A legislação japonesa já garante 10 dias de folga por ano e a maioria das empresas oferece bem mais do que isso, segundo a Slate. Os japoneses simplesmente optam por não tirar essas férias. De acordo com o The Japan Times, uma pesquisa do governo mostrou que os trabalhadores "normalmente usam menos do que a metade de suas folgas por ano". A estatística é um tanto assustadora, já que no Japão quando um funcionário falta por motivo de saúde os dias são descontados de suas férias.

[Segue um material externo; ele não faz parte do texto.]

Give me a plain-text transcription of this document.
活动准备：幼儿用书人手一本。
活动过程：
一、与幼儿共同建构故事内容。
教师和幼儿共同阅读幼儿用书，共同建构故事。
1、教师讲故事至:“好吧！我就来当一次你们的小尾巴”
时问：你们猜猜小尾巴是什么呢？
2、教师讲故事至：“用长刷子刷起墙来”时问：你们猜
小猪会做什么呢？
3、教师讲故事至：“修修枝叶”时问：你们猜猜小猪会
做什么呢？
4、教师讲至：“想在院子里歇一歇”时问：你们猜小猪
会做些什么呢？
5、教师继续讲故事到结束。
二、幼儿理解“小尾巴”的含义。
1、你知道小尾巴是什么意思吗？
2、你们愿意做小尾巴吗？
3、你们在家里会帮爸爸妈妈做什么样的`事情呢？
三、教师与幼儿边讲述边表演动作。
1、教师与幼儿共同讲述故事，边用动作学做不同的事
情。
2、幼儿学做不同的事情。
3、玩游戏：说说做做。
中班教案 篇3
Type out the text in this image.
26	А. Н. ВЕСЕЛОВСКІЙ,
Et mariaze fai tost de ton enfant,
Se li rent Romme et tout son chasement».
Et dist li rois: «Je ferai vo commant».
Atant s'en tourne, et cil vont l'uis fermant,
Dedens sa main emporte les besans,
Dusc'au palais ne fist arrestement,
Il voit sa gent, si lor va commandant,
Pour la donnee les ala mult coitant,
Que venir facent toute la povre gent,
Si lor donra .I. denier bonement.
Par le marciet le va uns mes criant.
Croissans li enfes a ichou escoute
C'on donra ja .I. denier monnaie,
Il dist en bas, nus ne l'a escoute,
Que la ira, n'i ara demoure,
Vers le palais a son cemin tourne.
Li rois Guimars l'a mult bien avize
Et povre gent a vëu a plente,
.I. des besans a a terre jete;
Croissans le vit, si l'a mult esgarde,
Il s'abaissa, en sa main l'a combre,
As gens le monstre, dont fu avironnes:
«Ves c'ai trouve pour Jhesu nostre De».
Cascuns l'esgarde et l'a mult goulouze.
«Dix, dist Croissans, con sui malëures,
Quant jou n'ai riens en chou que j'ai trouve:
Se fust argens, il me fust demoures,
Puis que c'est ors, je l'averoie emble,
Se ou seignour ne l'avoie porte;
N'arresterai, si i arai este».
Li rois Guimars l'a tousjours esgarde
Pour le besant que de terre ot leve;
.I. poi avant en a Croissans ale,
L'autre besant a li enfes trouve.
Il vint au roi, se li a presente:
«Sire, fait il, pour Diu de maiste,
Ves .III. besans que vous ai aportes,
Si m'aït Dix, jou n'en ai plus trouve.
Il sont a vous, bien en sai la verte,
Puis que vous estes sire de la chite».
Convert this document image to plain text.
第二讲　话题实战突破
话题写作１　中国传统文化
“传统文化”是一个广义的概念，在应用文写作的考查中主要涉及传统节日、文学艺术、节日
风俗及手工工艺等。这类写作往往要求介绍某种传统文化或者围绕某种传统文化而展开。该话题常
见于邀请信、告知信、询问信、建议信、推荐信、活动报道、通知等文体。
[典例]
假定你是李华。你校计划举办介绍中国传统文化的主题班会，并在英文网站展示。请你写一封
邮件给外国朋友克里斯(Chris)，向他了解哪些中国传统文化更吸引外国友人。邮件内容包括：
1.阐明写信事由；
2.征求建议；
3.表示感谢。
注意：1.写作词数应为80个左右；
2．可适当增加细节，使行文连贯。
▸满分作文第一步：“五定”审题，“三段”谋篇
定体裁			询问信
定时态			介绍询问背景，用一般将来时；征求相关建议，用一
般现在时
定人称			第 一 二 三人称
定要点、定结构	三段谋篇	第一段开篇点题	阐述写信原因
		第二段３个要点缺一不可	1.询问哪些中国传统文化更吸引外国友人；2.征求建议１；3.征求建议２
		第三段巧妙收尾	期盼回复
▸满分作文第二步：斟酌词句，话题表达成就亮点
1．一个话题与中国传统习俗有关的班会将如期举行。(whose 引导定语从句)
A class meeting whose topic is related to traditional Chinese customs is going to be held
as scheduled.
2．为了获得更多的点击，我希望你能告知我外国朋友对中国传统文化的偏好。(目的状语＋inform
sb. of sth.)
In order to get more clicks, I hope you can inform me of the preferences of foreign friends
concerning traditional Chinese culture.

A batalha contra uma cultura corporativa workhalic não é nova no Japão. Muitas companhias esperam que seus funcionários façam várias horas extras, muitas vezes não remuneradas, como uma comprovação de dedicação ao trabalho, mesmo que o período adicional não seja de fato necessário. No país, existe até uma palavra para descrever o fato de alguém morrer de tanto trabalhar: karoshi. As cortes de Justiça do Japão já reconheceram o fenômeno. Embora ele esteja muitas vezes associado a ataques do coração e derrames, os efeitos psicológicos do excesso de trabalho é considerado responsável por milhares de suicídios por ano no país. 

O excesso de horas de trabalho criou um problema econômico, e também social, já que acabou expulsando as mulheres do mercado de trabalho. A quantidade de horas de dedicação esperada pelas empresas dificulta muito as mulheres a alcançarem um equílibrio entre vida profissional e pessoal. O resultado? Muitas mães acabam deixando seus empregos nos primeiros meses de vida de seus filhos. Quando voltam ao mercado, muitas vezes têm que aceitar salários menores. Ao mesmo tempo em que muitas mulheres acabam simplesmente optando por não ter filhos – o que contribui para a baixa taxa de natalidade do país.